Question

A matrix \(A\) and a vector \(\vec{x}\) are given. Find the product \(A \vec{x}\). $$ A=\left[\begin{array}{lll} 1 & 2 & 3 \\ 1 & 0 & 2 \\ 2 & 3 & 1 \end{array}\right], \quad \vec{x}=\left[\begin{array}{l} x_{1} \\ x_{2} \\ x_{3} \end{array}\right] $$

Short answer

\( A\vec{x} = \begin{bmatrix} 1x_1 + 2x_2 + 3x_3 \\ 1x_1 + 0x_2 + 2x_3 \\ 2x_1 + 3x_2 + 1x_3 \end{bmatrix} \)

Step-by-step solution

Set Up the Problem

We are given a matrix \( A \) and a vector \( \vec{x} \). The matrix \( A \) is a 3x3 matrix:\[A = \begin{bmatrix} 1 & 2 & 3 \ 1 & 0 & 2 \ 2 & 3 & 1 \end{bmatrix}\]The vector \( \vec{x} \) is a 3x1 column vector:\[\vec{x} = \begin{bmatrix} x_1 \ x_2 \ x_3 \end{bmatrix}\]We are asked to find the product \( A\vec{x} \).

Calculate Each Element of the Resulting Vector

The product \( A \vec{x} \) is computed by multiplying each row of the matrix \( A \) with the vector \( \vec{x} \), resulting in a new vector:- First element: \( 1 \cdot x_1 + 2 \cdot x_2 + 3 \cdot x_3 \)- Second element: \( 1 \cdot x_1 + 0 \cdot x_2 + 2 \cdot x_3 \)- Third element: \( 2 \cdot x_1 + 3 \cdot x_2 + 1 \cdot x_3 \)

Write the Resulting Vector

Combine the expressions for the elements to write the resulting vector:\[A\vec{x} = \begin{bmatrix} 1x_1 + 2x_2 + 3x_3 \ 1x_1 + 0x_2 + 2x_3 \ 2x_1 + 3x_2 + 1x_3 \end{bmatrix}\]

Simplify the Expression (if needed)

Note that each element is already in its simplest form. The resulting vector can be expressed using the individual components or by evaluating specific values of \( x_1, x_2, \text{ and } x_3 \). For the given answer, we're keeping them in terms of their variables.

Key concepts

Linear Algebra

Linear algebra is a branch of mathematics that deals with vectors, matrices, and linear transformations. It’s fundamental in understanding and solving equations that involve linear relationships. In the current exercise, linear algebra principles help us to systematically handle multiple equations using matrix operations.

One of the key ideas in linear algebra is the concept of a linear equation, which can be thought of as a balance or equality involving a linear combination of variables. A set of such equations can be expressed concisely using matrices and vectors, as shown in our exercise. Here, the relationship is expressed in a matrix-vector form:

• Matrix: A grid-like array of numbers, symbols, or expressions arranged in rows and columns.
• Vector: A mathematical object with magnitude and direction, often representing a point or a line in space.

These concepts are not just abstract ideas; they underpin many real-world applications such as computer graphics, engineering simulations, and data science.

Matrix Operations

Matrix operations are fundamental techniques used in linear algebra that allow us to manipulate matrices to achieve desired results. The multiplication of a matrix by a vector is one of the core operations, also known as matrix-vector multiplication.

The process involves taking a matrix and a vector and yielding a new vector by carrying out a series of dot products.

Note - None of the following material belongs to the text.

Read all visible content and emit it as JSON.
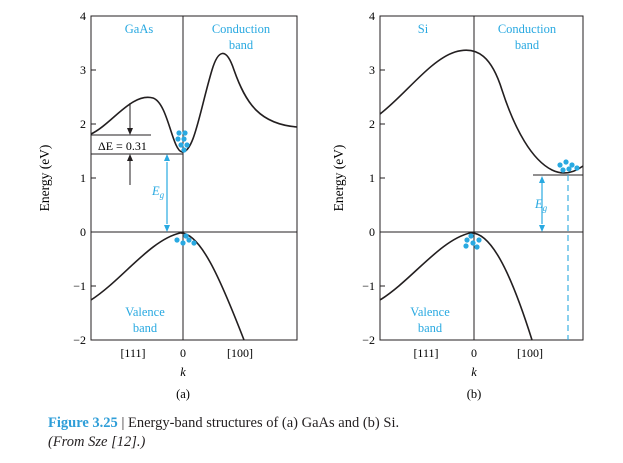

Each element of the resulting vector is calculated by:

• Taking one row of the matrix
• Multiplying each element of that row by the corresponding element of the vector
• Summing these products to obtain a single number

The important points to remember here are:

• The number of columns in the matrix must match the number of entries in the vector.
• Each resulting vector element corresponds to a row in the matrix.

This method of matrix-vector multiplication is essential in transforming data and solving systems of equations, providing a streamlined and efficient process.

Vector Space

In linear algebra, a vector space is a collection of vectors that can be added together and multiplied by scalars while still remaining within the same space. It provides a framework to discuss vectors irrespective of their magnitude or direction.

The concept of vector spaces is crucial in understanding vector operations and matrix transformations. In the exercise provided, the interactions between matrix and vector showcase how transformation works:

• The vector \( \vec{x} \) is part of a vector space, and any linear combination of its elements remains in that space.
• The matrix \( A \) acts as a transformation tool, changing or moving vectors within the space.

This means that any operation with the matrix and vector combination will yield another vector within the same space.
Understanding vector spaces is key to recognizing how data sets, physics problems, and spatial transformations can all be viewed and resolved through linear algebra. By manipulating vector spaces, we solve complex problems efficiently using basic rules of vector addition and scalar multiplication.